A: Your question seems to be about heteroscedasticity (because you mentioned it by name and added the tag), but your explicit question (e.g., in the title and) ending your post is more general, "whether my model is appropriate or not according to this plot".  There is more to determining if a model is inappropriate than assessing heteroscedasticity.  
I scraped your data using this website (ht @Alexis).  Note that the data are sorted in ascending order of fitted.  Based on the regression and upper left plot, it seems to be sufficiently faithful:  
mod = lm(residuals~fitted)
summary(mod)
# ...
# Residuals:
#   Min       1Q   Median       3Q      Max 
# -0.78374 -0.13559  0.00928  0.19525  0.48107 
# 
# Coefficients:
#   Estimate Std. Error t value Pr(>|t|)
# (Intercept)  0.06406    0.35123   0.182    0.856
# fitted      -0.01178    0.05675  -0.208    0.836
# 
# Residual standard error: 0.2349 on 53 degrees of freedom
# Multiple R-squared:  0.0008118,  Adjusted R-squared:  -0.01804 
# F-statistic: 0.04306 on 1 and 53 DF,  p-value: 0.8364


I don't see any evidence of heteroscedasticity here.  From the upper right (qq-plot), there doesn't seem to be any problems with the normality assumption either.  

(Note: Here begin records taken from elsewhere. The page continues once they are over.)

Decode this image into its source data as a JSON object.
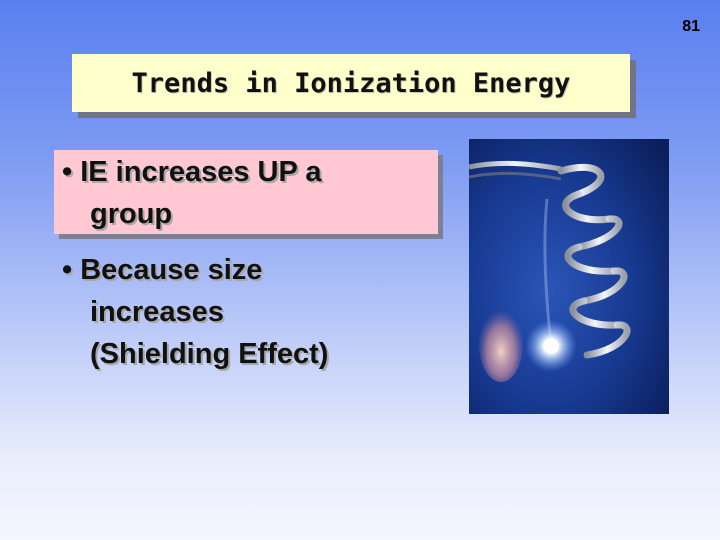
{
  "slide": {
    "number": "81",
    "title": "Trends in Ionization Energy",
    "bullets": [
      {
        "lines": [
          "• IE increases UP a",
          "group"
        ]
      },
      {
        "lines": [
          "• Because size",
          "increases",
          "(Shielding Effect)"
        ]
      }
    ]
  },
  "image": {
    "subject": "flame-wire-coil-photo"
  },
  "colors": {
    "title_box": "#ffffcc",
    "bullet_highlight": "#ffc8d2",
    "background_top": "#5a7ff0",
    "background_bottom": "#f4f6fe"
  }
}
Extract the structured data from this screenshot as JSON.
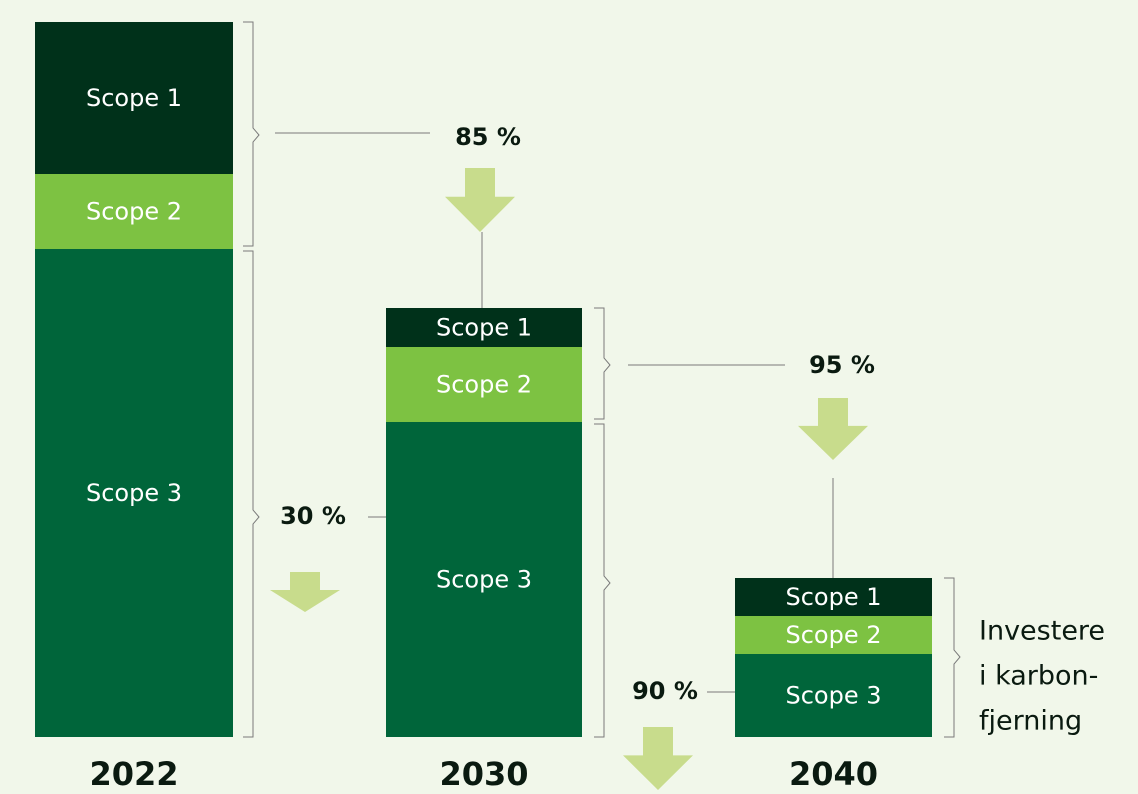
{
  "columns": [
    {
      "year": "2022",
      "segments": [
        "Scope 1",
        "Scope 2",
        "Scope 3"
      ]
    },
    {
      "year": "2030",
      "segments": [
        "Scope 1",
        "Scope 2",
        "Scope 3"
      ]
    },
    {
      "year": "2040",
      "segments": [
        "Scope 1",
        "Scope 2",
        "Scope 3"
      ]
    }
  ],
  "reductions": [
    "85 %",
    "30 %",
    "95 %",
    "90 %"
  ],
  "note": [
    "Investere",
    "i karbon-",
    "fjerning"
  ]
}
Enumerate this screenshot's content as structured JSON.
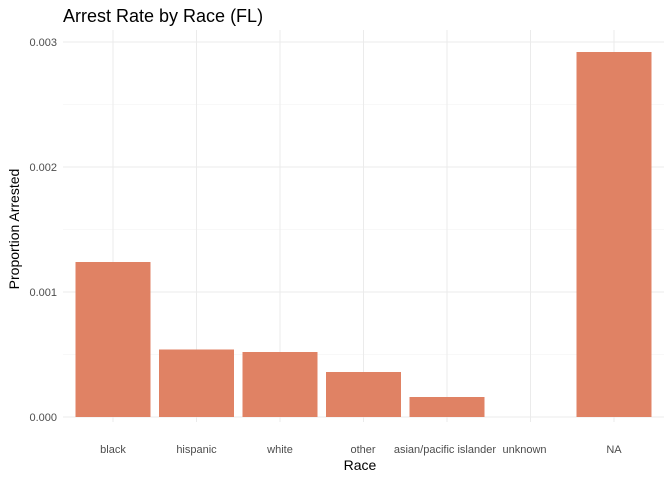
{
  "chart_data": {
    "type": "bar",
    "title": "Arrest Rate by Race (FL)",
    "xlabel": "Race",
    "ylabel": "Proportion Arrested",
    "categories": [
      "black",
      "hispanic",
      "white",
      "other",
      "asian/pacific islander",
      "unknown",
      "NA"
    ],
    "values": [
      0.00124,
      0.00054,
      0.00052,
      0.00036,
      0.00016,
      0,
      0.00292
    ],
    "ylim": [
      0,
      0.003
    ],
    "yticks": [
      0,
      0.001,
      0.002,
      0.003
    ],
    "ytick_labels": [
      "0.000",
      "0.001",
      "0.002",
      "0.003"
    ],
    "bar_color": "#E08264",
    "grid": true,
    "legend": "none"
  }
}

On the other hand, the "S" curve in the red lowess fit (in the upper left plot), and the acf and pacf plots (at the bottom) do seem problematic.  At the far left, most of the residuals are above the gray 0 line.  As you move to the right, the bulk of the residuals drop below 0, then above, and then below again.  The result of this is that if I told you I were looking at a particular residual and that it had a negative value (but I didn't tell you which one I was looking at), you could guess with good accuracy that the residuals nearby were also negatively valued.  In other words, the residuals are not independent—knowing something about one gives you information about others.  
In addition to plots, this can be tested.  A simple approach is to use a runs test:  
library(randtests)
runs.test(residuals)
#  Runs Test
# 
# data:  residuals
# statistic = -3.2972, runs = 16, n1 = 27, n2 = 27, n = 54, p-value = 0.0009764
# alternative hypothesis: nonrandomness

The implication of this is that your model is misspecified.  Because there are two 'bends' in the relationship, you will want to add $X^2$ and $X^3$ terms to your model to account for that.  
To answer your explicit questions:  Your plot shows serial autocorrelations / non-independence of your residuals.  It means that your model is not appropriate in its current form.